The rains have come and seem to have abated for a while…..it poured unbelievably for a couple of days…I love the rains…I think it is my most favourite time of the year….and I like nothing better than to watch the sheets of rain fall…..to me everything seems better suddenly with the rain…the earth…it smells awesome when it first gets wet….looks greener (never mind the puddles and bad roads) ….from my fourth floor apartment, I can see a traffic signal about a kilometer away and the lights from there plus the vehicles rushing past always seem awesome… snug under a razai, reading a book or watching a movie, hot ginger tea as I watch the rains….. I am a true blue water baby…a crab….but much as I love the rains…I realize that to most people it is the most inconvenient almost difficult time of the year…..the slush, the puddles, the vehicles splashing water as you walk on water logged roads, daily wage earners not getting employed cos of the rains….the newspaper boy who does rounds when I am still snug in my bed….
Of late in hyderabad due to the bad drainage of water on the roads, manholes have been kept open and as many as three kids have gotten washed away….its sickening…and scary…and ever so often I feel guilty about all that I indulge in….i am truly grateful to my maker for all that I enjoy…the peace and security of a family, or a home, food and comforts that I don’t believe I deserve any less or more than the next person….i try therefore to be thankful …of course there are days when I crib, but they pass quickly…..if there’s some thing that I don’t seriously like about the rains, it is my exotic doormat made of water hyacinth that has gotten suddenly wet and refuses to dry completely……….
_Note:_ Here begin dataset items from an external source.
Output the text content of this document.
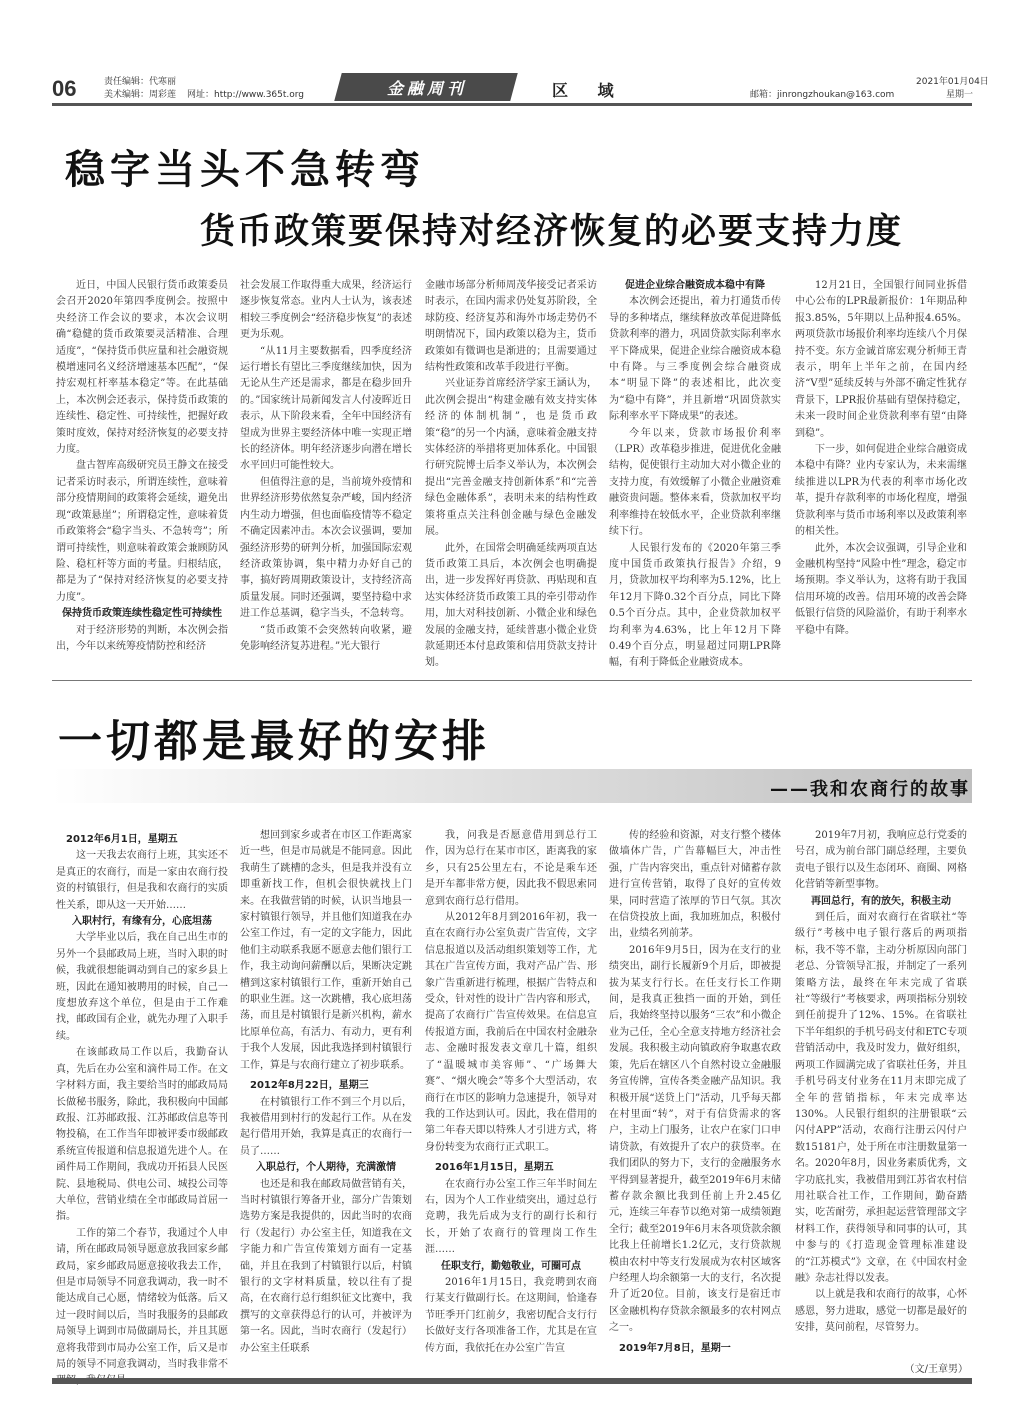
06	责任编辑：代寒丽
美术编辑：周彩莲 网址：http://www.365t.org	金融周刊	区 域	邮箱：jinrongzhoukan@163.com
2021年01月04日
星期一
稳字当头不急转弯
货币政策要保持对经济恢复的必要支持力度

近日，中国人民银行货币政策委员会召开2020年第四季度例会。按照中央经济工作会议的要求，本次会议明确“稳健的货币政策要灵活精准、合理适度”，“保持货币供应量和社会融资规模增速同名义经济增速基本匹配”，“保持宏观杠杆率基本稳定”等。在此基础上，本次例会还表示，保持货币政策的连续性、稳定性、可持续性，把握好政策时度效，保持对经济恢复的必要支持力度。

盘古智库高级研究员王静文在接受记者采访时表示，所谓连续性，意味着部分疫情期间的政策将会延续，避免出现“政策悬崖”；所谓稳定性，意味着货币政策将会“稳字当头、不急转弯”；所谓可持续性，则意味着政策会兼顾防风险、稳杠杆等方面的考量。归根结底，都是为了“保持对经济恢复的必要支持力度”。

保持货币政策连续性稳定性可持续性

对于经济形势的判断，本次例会指出，今年以来统筹疫情防控和经济

社会发展工作取得重大成果，经济运行逐步恢复常态。业内人士认为，该表述相较三季度例会“经济稳步恢复”的表述更为乐观。

“从11月主要数据看，四季度经济运行增长有望比三季度继续加快，因为无论从生产还是需求，都是在稳步回升的。”国家统计局新闻发言人付凌晖近日表示，从下阶段来看，全年中国经济有望成为世界主要经济体中唯一实现正增长的经济体。明年经济逐步向潜在增长水平回归可能性较大。

但值得注意的是，当前境外疫情和世界经济形势依然复杂严峻，国内经济内生动力增强，但也面临疫情等不稳定不确定因素冲击。本次会议强调，要加强经济形势的研判分析，加强国际宏观经济政策协调，集中精力办好自己的事，搞好跨周期政策设计，支持经济高质量发展。同时还强调，要坚持稳中求进工作总基调，稳字当头，不急转弯。

“货币政策不会突然转向收紧，避免影响经济复苏进程。”光大银行

金融市场部分析师周茂华接受记者采访时表示，在国内需求仍处复苏阶段，全球防疫、经济复苏和海外市场走势仍不明朗情况下，国内政策以稳为主，货币政策如有微调也是渐进的；且需要通过结构性政策和改革手段进行平衡。

兴业证券首席经济学家王涵认为，此次例会提出“构建金融有效支持实体经济的体制机制”，也是货币政策“稳”的另一个内涵，意味着金融支持实体经济的举措将更加体系化。中国银行研究院博士后李义举认为，本次例会提出“完善金融支持创新体系”和“完善绿色金融体系”，表明未来的结构性政策将重点关注科创金融与绿色金融发展。

此外，在国常会明确延续两项直达货币政策工具后，本次例会也明确提出，进一步发挥好再贷款、再贴现和直达实体经济货币政策工具的牵引带动作用，加大对科技创新、小微企业和绿色发展的金融支持，延续普惠小微企业贷款延期还本付息政策和信用贷款支持计划。

促进企业综合融资成本稳中有降

本次例会还提出，着力打通货币传导的多种堵点，继续释放改革促进降低贷款利率的潜力，巩固贷款实际利率水平下降成果，促进企业综合融资成本稳中有降。与三季度例会综合融资成本“明显下降”的表述相比，此次变为“稳中有降”，并且新增“巩固贷款实际利率水平下降成果”的表述。

今年以来，贷款市场报价利率（LPR）改革稳步推进，促进优化金融结构，促使银行主动加大对小微企业的支持力度，有效缓解了小微企业融资难融资贵问题。整体来看，贷款加权平均利率维持在较低水平，企业贷款利率继续下行。

人民银行发布的《2020年第三季度中国货币政策执行报告》介绍，9月，贷款加权平均利率为5.12%，比上年12月下降0.32个百分点，同比下降0.5个百分点。其中，企业贷款加权平均利率为4.63%，比上年12月下降0.49个百分点，明显超过同期LPR降幅，有利于降低企业融资成本。

12月21日，全国银行间同业拆借中心公布的LPR最新报价：1年期品种报3.85%，5年期以上品种报4.65%。两项贷款市场报价利率均连续八个月保持不变。东方金诚首席宏观分析师王青表示，明年上半年之前，在国内经济“V型”延续反转与外部不确定性犹存背景下，LPR报价基础有望保持稳定，未来一段时间企业贷款利率有望“由降到稳”。

下一步，如何促进企业综合融资成本稳中有降？业内专家认为，未来需继续推进以LPR为代表的利率市场化改革，提升存款利率的市场化程度，增强贷款利率与货币市场利率以及政策利率的相关性。

此外，本次会议强调，引导企业和金融机构坚持“风险中性”理念，稳定市场预期。李义举认为，这将有助于我国信用环境的改善。信用环境的改善会降低银行信贷的风险溢价，有助于利率水平稳中有降。

一切都是最好的安排
——我和农商行的故事

2012年6月1日，星期五

这一天我去农商行上班，其实还不是真正的农商行，而是一家由农商行投资的村镇银行，但是我和农商行的实质性关系，即从这一天开始……

入职村行，有缘有分，心底坦荡

大学毕业以后，我在自己出生市的另外一个县邮政局上班，当时入职的时候，我就很想能调动到自己的家乡县上班，因此在通知被聘用的时候，自己一度想放弃这个单位，但是由于工作难找，邮政国有企业，就先办理了入职手续。

在该邮政局工作以后，我勤奋认真，先后在办公室和滴件局工作。在文字材料方面，我主要给当时的邮政局局长做秘书服务，除此，我积极向中国邮政报、江苏邮政报、江苏邮政信息等刊物投稿，在工作当年即被评委市级邮政系统宣传报道和信息报道先进个人。在函件局工作期间，我成功开拓县人民医院、县地税局、供电公司、城投公司等大单位，营销业绩在全市邮政局首屈一指。

工作的第二个春节，我通过个人申请，所在邮政局领导愿意放我回家乡邮政局，家乡邮政局愿意接收我去工作，但是市局领导不同意我调动，我一时不能达成自己心愿，情绪较为低落。后又过一段时间以后，当时我服务的县邮政局领导上调到市局做副局长，并且其愿意将我带到市局办公室工作，后又是市局的领导不同意我调动，当时我非常不

想回到家乡或者在市区工作距离家近一些，但是市局就是不能同意。因此我萌生了跳槽的念头，但是我并没有立即重新找工作，但机会很快就找上门来。在我做营销的时候，认识当地县一家村镇银行领导，并且他们知道我在办公室工作过，有一定的文字能力，因此他们主动联系我愿不愿意去他们银行工作，我主动询问薪酬以后，果断决定跳槽到这家村镇银行工作，重新开始自己的职业生涯。这一次跳槽，我心底坦荡荡，而且是村镇银行是新兴机构，薪水比原单位高，有活力、有动力，更有利于我个人发展，因此我选择到村镇银行工作，算是与农商行建立了初步联系。

2012年8月22日，星期三

在村镇银行工作不到三个月以后，我被借用到村行的发起行工作。从在发起行借用开始，我算是真正的农商行一员了……

入职总行，个人期待，充满激情

也还是和我在邮政局做营销有关，当时村镇银行筹备开业，部分广告策划选势方案是我提供的，因此当时的农商行（发起行）办公室主任，知道我在文字能力和广告宣传策划方面有一定基础，并且在我到了村镇银行以后，村镇银行的文字材料质量，较以往有了提高，在农商行总行组织征文比赛中，我撰写的文章获得总行的认可，并被评为第一名。因此，当时农商行（发起行）办公室主任联系

我，问我是否愿意借用到总行工作，因为总行在某市市区，距离我的家乡，只有25公里左右，不论是乘车还是开车都非常方便，因此我不假思索同意到农商行总行借用。

从2012年8月到2016年初，我一直在农商行办公室负责广告宣传，文字信息报道以及活动组织策划等工作，尤其在广告宣传方面，我对产品广告、形象广告重新进行梳理，根据广告特点和受众，针对性的设计广告内容和形式，提高了农商行广告宣传效果。在信息宣传报道方面，我前后在中国农村金融杂志、金融时报发表文章几十篇，组织了“温暖城市美容师”、“广场舞大赛”、“烟火晚会”等多个大型活动，农商行在市区的影响力急速提升，领导对我的工作达到认可。因此，我在借用的第二年春天即以特殊人才引进方式，将身份转变为农商行正式职工。

2016年1月15日，星期五

在农商行办公室工作三年半时间左右，因为个人工作业绩突出，通过总行竞聘，我先后成为支行的副行长和行长，开始了农商行的管理岗工作生涯……

任职支行，勤勉敬业，可圈可点

2016年1月15日，我竞聘到农商行某支行做副行长。在这期间，恰逢春节旺季开门红前夕，我密切配合支行行长做好支行各项准备工作，尤其是在宣传方面，我依托在办公室广告宣

传的经验和资源，对支行整个楼体做墙体广告，广告幕幅巨大，冲击性强，广告内容突出，重点针对储蓄存款进行宣传营销，取得了良好的宣传效果，同时营造了浓厚的节日气氛。其次在信贷投放上面，我加班加点，积极付出，业绩名列前茅。

2016年9月5日，因为在支行的业绩突出，副行长履新9个月后，即被提拔为某支行行长。在任支行长工作期间，是我真正独挡一面的开始，到任后，我始终坚持以服务“三农”和小微企业为己任，全心全意支持地方经济社会发展。我积极主动向镇政府争取惠农政策，先后在辖区八个自然村设立金融服务宣传牌，宣传各类金融产品知识。我积极开展“送贷上门”活动，几乎每天都在村里面“转”，对于有信贷需求的客户，主动上门服务，让农户在家门口申请贷款，有效提升了农户的获贷率。在我们团队的努力下，支行的金融服务水平得到显著提升，截至2019年6月末储蓄存款余额比我到任前上升2.45亿元，连续三年春节以绝对第一成绩领跑全行；截至2019年6月末各项贷款余额比我上任前增长1.2亿元，支行贷款规模由农村中等支行发展成为农村区域客户经理人均余额第一大的支行，名次提升了近20位。目前，该支行是宿迁市区金融机构存贷款余额最多的农村网点之一。

2019年7月8日，星期一

2019年7月初，我响应总行党委的号召，成为前台部门副总经理，主要负责电子银行以及生态闭环、商圈、网格化营销等新型事物。

再回总行，有的放矢，积极主动

到任后，面对农商行在省联社“等级行”考核中电子银行落后的两项指标，我不等不靠，主动分析原因向部门老总、分管领导汇报，并制定了一系列策略方法，最终在年末完成了省联社“等级行”考核要求，两项指标分别较到任前提升了12%、15%。在省联社下半年组织的手机号码支付和ETC专项营销活动中，我及时发力，做好组织，两项工作圆满完成了省联社任务，并且手机号码支付业务在11月末即完成了全年的营销指标，年末完成率达130%。人民银行组织的注册银联“云闪付APP”活动，农商行注册云闪付户数15181户，处于所在市注册数量第一名。2020年8月，因业务素质优秀，文字功底扎实，我被借用到江苏省农村信用社联合社工作，工作期间，勤奋踏实，吃苦耐劳，承担起运营管理部文字材料工作，获得领导和同事的认可，其中参与的《打造现金管理标准建设的“江苏模式”》文章，在《中国农村金融》杂志社得以发表。

以上就是我和农商行的故事，心怀感恩，努力进取，感觉一切都是最好的安排，莫问前程，尽管努力。

（文/王章男）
Its been a day since I began this post… I have been busy with my writing….for the articles and also Escapades…..it has become like a part time job, I spend so much time on it and on the various other links that I frequent that I’m thinking random thoughts must be feeling like a step child……am not going to succumb to posting just about anything for the sake of it! That’s not the point of this blog anyways…….
If you also read Escapades, then you’ll know that I have been cooking almost into overdrive since feeling better last week…..all weekend it has poured and comfort food was in order, so i made quite a spread and have been trying out different stuff, from pav bhaji, cutlets to subway style sandwiches, i even baked a cake!! that for those who are privy to my earlier baking disasters was a feat!!
We had guests on Sunday…actually cousins of mine….relatives are so different from friends….i mean I seldom “hung around” with my cousins….i’d have loved to but we almost always tend to meet at social and familial gatherings and that’s that….you don’t get to know them as the individuals that they are…since this drop in was devoid of any other agenda, we got talking and the fact that we were related became just a technicality…………….it was such a refreshing change and we discovered so many things that we had in common.....we had a whale of a time….i did, I don’t know if they were just bored to death!! It was like time spent with friends and that in my book is a huge compliment!!
K has been writing too…he began on the weekend…a chance meeting on a flight with one of the country’s best cinematographer, now turned director has resulted in a casual exchange of ideas for movies and a future collaboration maybe….…I was very excited…star struck as I am, this might be my only shot at actually seeing abhishek bachchan…….so he’s been on the phone and computer for the better part of the last four days…endlessly discussing story ideas and concepts…..what this did to him, was restarted work on his unfinished book………he is currently in what I call the “ZONE” ……..he’s just obsessively focused on his writing ….he has been up all night working on his book and hit the bed around 10 ish this morning so I guess he’ll be out till the evening…he’d begun writing the book a few months ago….and then hit a road block….i’d goad him to finish….(nothing more exotic than being the wife of a writer) and in true blue writer style he’d refuse until it all came flooding thru………last night he’d gotten back into the ZONE and will not want anything of the outside world till it passes….the best I can do is stay out of his hair…..and just hope and pray as hard as I can…for abhishek bachchan if not anything else!!
In the meanwhile, I have to finish what I am being paid to do…its so amusing that while you enjoy something immensely, the minute it becomes ‘work’ it begins to drag!!